Les tentes sèchent au soleil et les tapis ont le droit de bronzer après les pluies de la nuit. Les équipages repartent vers de nouvelles aventures hormis ceux qui rentrent vers leur pays d'origine en raison de panne ou de casse. Le sable et les cailloux ont eu raison des plus expérimentés. Devant nos Gazelles se dressent des dunes de 200 à 250 mètres. Rien à voir avec celles de la veille. Nous entrons dans le vif du sujet. Et un Rallye Aïcha des Gazelles sans dunes, c'est quoi ?
Sur le rallye, des âmes charitables veillent au bon déroulement des opérations. Tel Saïd Ajoulil et sa tente rouge. Au milieu de nulle part, il attend. Pointeur, il est déposé le matin par les ouvreurs et récupéré le soir. Pendant la journée, il reçoit les Gazelles et celles-ci prouvent leur passage auprès de la balise de Saïd. Cela fait 3 ans qu'il accompagne le rallye.
Côté logistique, Abdelatif Regragui travaille depuis 3 ans avec le Rallye Aïcha des Gazelles du Maroc. Le groupe électrogène, les douches, les toilettes et beaucoup d'autres équipements essentiels sont loués par la société pour laquelle il travaille. Il voit dans le rallye une opportunité pour que l'image des marocains soit plus proche de la réalité. "Beaucoup d'étrangers viennent au Maroc avec des idées toutes faites. Le rallye permet aux gens d'avoir une autre vision des marocains sur leur culture, leurs habitudes. De mieux comprendre la différence".

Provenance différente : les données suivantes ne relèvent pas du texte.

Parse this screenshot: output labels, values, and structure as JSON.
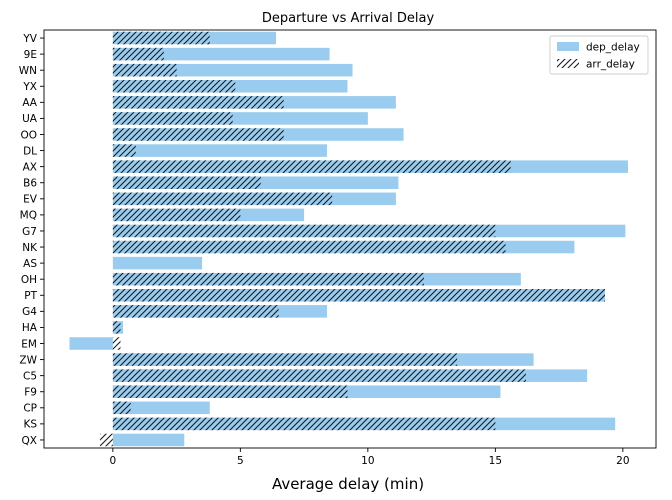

Téméraires les gazelles ! 80% d'entre elles ont choisi la piste des dunes, plus difficile. A croire que les dieux du rallye étaient avec elles, la tempête de sable et la pluie ont rendu la dune idéale pour effectuer l'étape 3. Les vents violents ont remplacé les crêtes par de voluptueux arrondis plus propices à la circulation. Les crêtes acérées peuvent plus facilement couper le franchissement du véhicule. La pluie à quant à elle durci la dune en rendant le sable plus compact.
Aujourd'hui, l'immense masse de sable orange se détache à la perfection d'un ciel clair et limpide. Difficile de réaliser que les gazelles en ont fait leur terrain de jeu. Pourtant, elles assurent en ce moment une double navigation. Elles naviguent dans les vagues de dunes pour trouver leur cap du nord au sud de l'erg doré.
A 23h07, 10 équipages de Gazelles (179, 178, 170, 107, 135, 148, 149, 168, 302) ne sont toujours pas rentrés au bivouac. Les concurrentes dorment dans le désert. certaines dans la dune, certaines sur le parcours classique. Demain soir, dans tous les cas, elles dormiront toutes dans le désert. C'est le début du premier marathon. Les retardataires ont jusqu'à midi pour rejoindre le bivouac, sinon elles seront déclassées.